Anna langsung memeluk Vincent dan menciuminya. “Iya Sayang, jangan di ulangi lagi ya…” jawab Anna lembut.

“Tuh! Jangan nakal sama Mama lagi!” ucap Gio yang langsung di angguki Vincent.

Melania memandang dari lantai 2 menatap betapa hangat interaksi Anna dan Vincent yang penuh kasih sayang. Tak berapa lama Vincent dan Gio sudah bermain bersama seperti biasa dan seorang pengasuh yang mengambil alih untuk menjaga Hana selama Anna dan Bian menemui Melania.

“Apa aku boleh menikah dengan Anna?” tanya Bian sebelum makan malam di mulai dan anak-anak datang kesana.

Melania menghela nafasnya. “Besok aku kembali ke Swis,” ucapnya dingin dan sama sekali enggan membahas soal niatan Bian untuk menikah dengan Anna.

“Aku hanya mencintai Anna. Vincent juga menyayanginya. Kenapa sulit sekali bagi Ibu untuk memberiku restu dan melihatku bahagia?” cecar Bian.

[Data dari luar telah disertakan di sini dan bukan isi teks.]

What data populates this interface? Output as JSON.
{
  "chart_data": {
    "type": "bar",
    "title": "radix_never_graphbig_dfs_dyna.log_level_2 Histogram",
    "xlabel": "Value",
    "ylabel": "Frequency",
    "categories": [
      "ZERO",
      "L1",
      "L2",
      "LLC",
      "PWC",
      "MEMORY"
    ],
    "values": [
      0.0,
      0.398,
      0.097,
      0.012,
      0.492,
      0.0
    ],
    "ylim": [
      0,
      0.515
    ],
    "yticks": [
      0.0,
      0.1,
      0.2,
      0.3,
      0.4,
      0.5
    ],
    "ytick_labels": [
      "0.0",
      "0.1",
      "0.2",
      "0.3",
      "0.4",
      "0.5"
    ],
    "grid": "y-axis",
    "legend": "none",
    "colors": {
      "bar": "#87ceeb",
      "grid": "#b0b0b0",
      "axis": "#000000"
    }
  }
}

Melania beranjak dari duduknya lalu pergi ke kamarnya tanpa bicara sedikitpun. Bian dan Anna jadi merasa serba salah sekarang. Bian kesal pada respon Ibunya sementara Anna sudah tak kaget dengan penolakan pada dirinya.

“Bi…” lirih Anna.

Bian yang semula hendak beranjak dari duduknya untuk mengejar ibunya kembali duduk. “Aku bakal berusaha buat hubungan kita, aku bakal bener-bener perjuangin.”

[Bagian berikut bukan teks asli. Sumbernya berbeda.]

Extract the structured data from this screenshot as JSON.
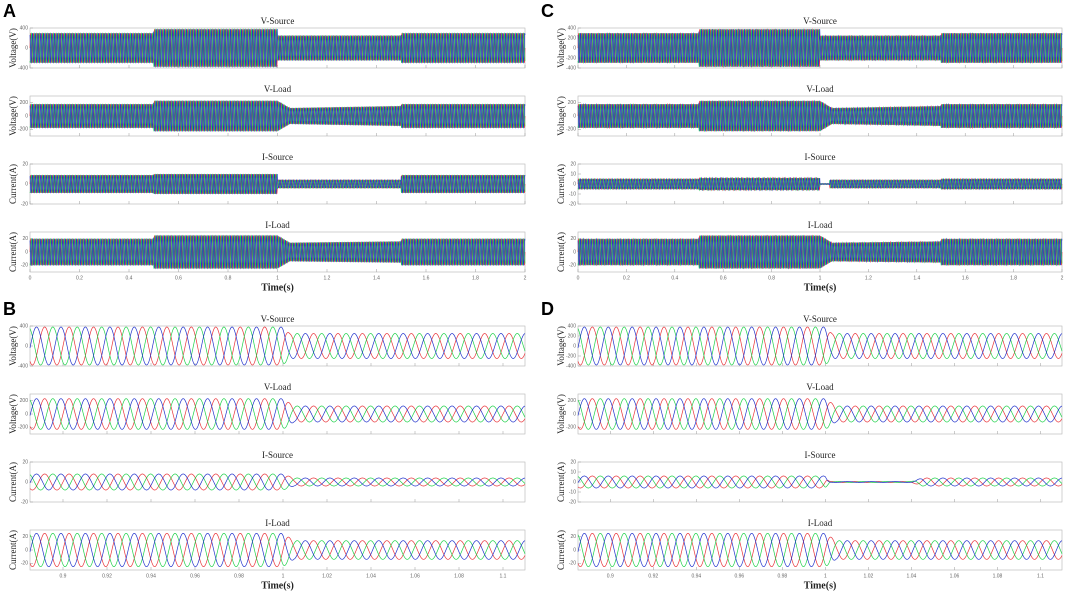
{
  "panels": [
    {
      "label": "A",
      "xlabel": "Time(s)",
      "xlim": [
        0,
        2
      ],
      "xticks": [
        0,
        0.2,
        0.4,
        0.6,
        0.8,
        1,
        1.2,
        1.4,
        1.6,
        1.8,
        2
      ],
      "frequency": 90,
      "colors": [
        "#e8343a",
        "#1fd14a",
        "#2233cc"
      ],
      "subplots": [
        {
          "title": "V-Source",
          "ylabel": "Voltage(V)",
          "ylim": [
            -400,
            400
          ],
          "yticks": [
            -400,
            0,
            400
          ],
          "envelope": {
            "x": [
              0,
              0.5,
              0.5,
              1,
              1,
              1.5,
              1.5,
              2
            ],
            "values": [
              300,
              300,
              380,
              380,
              250,
              250,
              300,
              300
            ]
          }
        },
        {
          "title": "V-Load",
          "ylabel": "Voltage(V)",
          "ylim": [
            -300,
            300
          ],
          "yticks": [
            -200,
            0,
            200
          ],
          "envelope": {
            "x": [
              0,
              0.5,
              0.5,
              1,
              1.05,
              1.5,
              1.5,
              2
            ],
            "values": [
              180,
              180,
              230,
              230,
              120,
              150,
              180,
              180
            ]
          }
        },
        {
          "title": "I-Source",
          "ylabel": "Current(A)",
          "ylim": [
            -20,
            20
          ],
          "yticks": [
            -20,
            0,
            20
          ],
          "envelope": {
            "x": [
              0,
              0.5,
              0.5,
              1,
              1,
              1.5,
              1.5,
              2
            ],
            "values": [
              9,
              9,
              10,
              10,
              4,
              4,
              9,
              9
            ]
          }
        },
        {
          "title": "I-Load",
          "ylabel": "Current(A)",
          "ylim": [
            -30,
            30
          ],
          "yticks": [
            -20,
            0,
            20
          ],
          "envelope": {
            "x": [
              0,
              0.5,
              0.5,
              1,
              1.05,
              1.5,
              1.5,
              2
            ],
            "values": [
              20,
              20,
              25,
              25,
              14,
              16,
              20,
              20
            ]
          }
        }
      ]
    },
    {
      "label": "B",
      "xlabel": "Time(s)",
      "xlim": [
        0.885,
        1.11
      ],
      "xticks": [
        0.9,
        0.92,
        0.94,
        0.96,
        0.98,
        1,
        1.02,
        1.04,
        1.06,
        1.08,
        1.1
      ],
      "frequency": 90,
      "colors": [
        "#e8343a",
        "#1fd14a",
        "#2233cc"
      ],
      "subplots": [
        {
          "title": "V-Source",
          "ylabel": "Voltage(V)",
          "ylim": [
            -400,
            400
          ],
          "yticks": [
            -400,
            0,
            400
          ],
          "envelope": {
            "x": [
              0.885,
              1,
              1.003,
              1.11
            ],
            "values": [
              380,
              380,
              250,
              250
            ]
          }
        },
        {
          "title": "V-Load",
          "ylabel": "Voltage(V)",
          "ylim": [
            -300,
            300
          ],
          "yticks": [
            -200,
            0,
            200
          ],
          "envelope": {
            "x": [
              0.885,
              1,
              1.005,
              1.11
            ],
            "values": [
              230,
              230,
              120,
              120
            ]
          }
        },
        {
          "title": "I-Source",
          "ylabel": "Current(A)",
          "ylim": [
            -20,
            20
          ],
          "yticks": [
            -20,
            0,
            20
          ],
          "envelope": {
            "x": [
              0.885,
              1,
              1.005,
              1.11
            ],
            "values": [
              8,
              8,
              4,
              4
            ]
          }
        },
        {
          "title": "I-Load",
          "ylabel": "Current(A)",
          "ylim": [
            -30,
            30
          ],
          "yticks": [
            -20,
            0,
            20
          ],
          "envelope": {
            "x": [
              0.885,
              1,
              1.005,
              1.11
            ],
            "values": [
              25,
              25,
              14,
              14
            ]
          }
        }
      ]
    },
    {
      "label": "C",
      "xlabel": "Time(s)",
      "xlim": [
        0,
        2
      ],
      "xticks": [
        0,
        0.2,
        0.4,
        0.6,
        0.8,
        1,
        1.2,
        1.4,
        1.6,
        1.8,
        2
      ],
      "frequency": 90,
      "colors": [
        "#e8343a",
        "#1fd14a",
        "#2233cc"
      ],
      "subplots": [
        {
          "title": "V-Source",
          "ylabel": "Voltage(V)",
          "ylim": [
            -400,
            400
          ],
          "yticks": [
            -400,
            -200,
            0,
            200,
            400
          ],
          "envelope": {
            "x": [
              0,
              0.5,
              0.5,
              1,
              1,
              1.5,
              1.5,
              2
            ],
            "values": [
              300,
              300,
              380,
              380,
              250,
              250,
              300,
              300
            ]
          }
        },
        {
          "title": "V-Load",
          "ylabel": "Voltage(V)",
          "ylim": [
            -300,
            300
          ],
          "yticks": [
            -200,
            0,
            200
          ],
          "envelope": {
            "x": [
              0,
              0.5,
              0.5,
              1,
              1.05,
              1.5,
              1.5,
              2
            ],
            "values": [
              180,
              180,
              230,
              230,
              120,
              150,
              180,
              180
            ]
          }
        },
        {
          "title": "I-Source",
          "ylabel": "Current(A)",
          "ylim": [
            -20,
            20
          ],
          "yticks": [
            -20,
            -10,
            0,
            10,
            20
          ],
          "envelope": {
            "x": [
              0,
              0.5,
              0.5,
              1,
              1,
              1.04,
              1.04,
              1.5,
              1.5,
              2
            ],
            "values": [
              5,
              5,
              6,
              6,
              0.5,
              0.5,
              4,
              4,
              5,
              5
            ]
          }
        },
        {
          "title": "I-Load",
          "ylabel": "Current(A)",
          "ylim": [
            -30,
            30
          ],
          "yticks": [
            -20,
            0,
            20
          ],
          "envelope": {
            "x": [
              0,
              0.5,
              0.5,
              1,
              1.05,
              1.5,
              1.5,
              2
            ],
            "values": [
              20,
              20,
              25,
              25,
              14,
              16,
              20,
              20
            ]
          }
        }
      ]
    },
    {
      "label": "D",
      "xlabel": "Time(s)",
      "xlim": [
        0.885,
        1.11
      ],
      "xticks": [
        0.9,
        0.92,
        0.94,
        0.96,
        0.98,
        1,
        1.02,
        1.04,
        1.06,
        1.08,
        1.1
      ],
      "frequency": 90,
      "colors": [
        "#e8343a",
        "#1fd14a",
        "#2233cc"
      ],
      "subplots": [
        {
          "title": "V-Source",
          "ylabel": "Voltage(V)",
          "ylim": [
            -400,
            400
          ],
          "yticks": [
            -400,
            -200,
            0,
            200,
            400
          ],
          "envelope": {
            "x": [
              0.885,
              1,
              1.003,
              1.11
            ],
            "values": [
              380,
              380,
              250,
              250
            ]
          }
        },
        {
          "title": "V-Load",
          "ylabel": "Voltage(V)",
          "ylim": [
            -300,
            300
          ],
          "yticks": [
            -200,
            0,
            200
          ],
          "envelope": {
            "x": [
              0.885,
              1,
              1.005,
              1.11
            ],
            "values": [
              230,
              230,
              120,
              120
            ]
          }
        },
        {
          "title": "I-Source",
          "ylabel": "Current(A)",
          "ylim": [
            -20,
            20
          ],
          "yticks": [
            -20,
            -10,
            0,
            10,
            20
          ],
          "envelope": {
            "x": [
              0.885,
              1,
              1.002,
              1.04,
              1.045,
              1.11
            ],
            "values": [
              6,
              6,
              0.5,
              0.5,
              4,
              4
            ]
          }
        },
        {
          "title": "I-Load",
          "ylabel": "Current(A)",
          "ylim": [
            -30,
            30
          ],
          "yticks": [
            -20,
            0,
            20
          ],
          "envelope": {
            "x": [
              0.885,
              1,
              1.005,
              1.11
            ],
            "values": [
              25,
              25,
              14,
              14
            ]
          }
        }
      ]
    }
  ]
}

“Tadi Ayah bilang kalo aku mau sama kamu, aku boleh sama kamu. Aku mau, tapi kalo Ibu tidak merestui aku tidak memaksa. Tidak ada yang perlu di paksa. Menjadi teman baikmu seperti biasanya bagiku…”

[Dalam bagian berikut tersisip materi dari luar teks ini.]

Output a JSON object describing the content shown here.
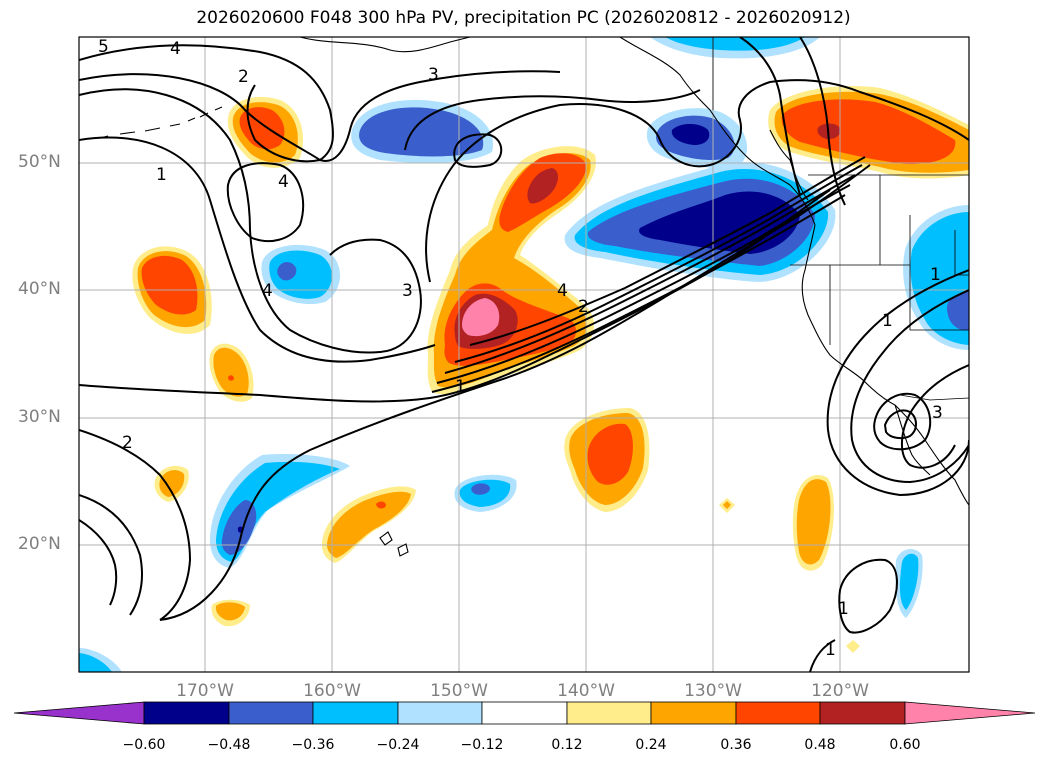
{
  "title": "2026020600 F048 300 hPa PV, precipitation PC (2026020812 - 2026020912)",
  "lat_labels": [
    "50°N",
    "40°N",
    "30°N",
    "20°N"
  ],
  "lon_labels": [
    "170°W",
    "160°W",
    "150°W",
    "140°W",
    "130°W",
    "120°W"
  ],
  "contour_labels": [
    "5",
    "4",
    "2",
    "3",
    "1",
    "4",
    "4",
    "3",
    "4",
    "2",
    "1",
    "2",
    "1",
    "3",
    "1",
    "1",
    "1"
  ],
  "colorbar": {
    "tick_labels": [
      "−0.60",
      "−0.48",
      "−0.36",
      "−0.24",
      "−0.12",
      "0.12",
      "0.24",
      "0.36",
      "0.48",
      "0.60"
    ],
    "colors": [
      "#9932cc",
      "#00008b",
      "#3a5fcd",
      "#00bfff",
      "#b0e2ff",
      "#ffffff",
      "#ffec8b",
      "#ffa500",
      "#ff4500",
      "#b22222",
      "#ff82ab"
    ]
  }
}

“Tidak! Aku mau jadi suamimu bukan temanmu!” bentak Bian yang masih ingin berjuang.

***

Melania melepas cincin pemberian Pitter Griffin, ayah Bian yang selama ini selalu melingkar di jari manisnya. Cincin berlian pertama yang di hadiahkan Pitter padanya setelah kehidupannya membaik. Melania meletakkannya di dalam sebuah kotak cincin dan meletakkannya di atas meja laci tempat tidurnya. Lengkap dengan surat yang sudah ia tulis.

Harusnya besok ia pergi, tapi malam ini ia memutuskan untuk pergi lebih awal. Melania melewati Bian begitu saja. Ia menatap Anna yang terlihat begitu takut padanya. Tak berapa lama ia mengalihkan pandangannya pada Vincent dan Gio yang sedang bermain bersama dengan Hana juga tentunya.

“Loh mau kemana Nenekku?” tanya Vincent yang langsung berlari ke arah Melania dan langsung memeluknya.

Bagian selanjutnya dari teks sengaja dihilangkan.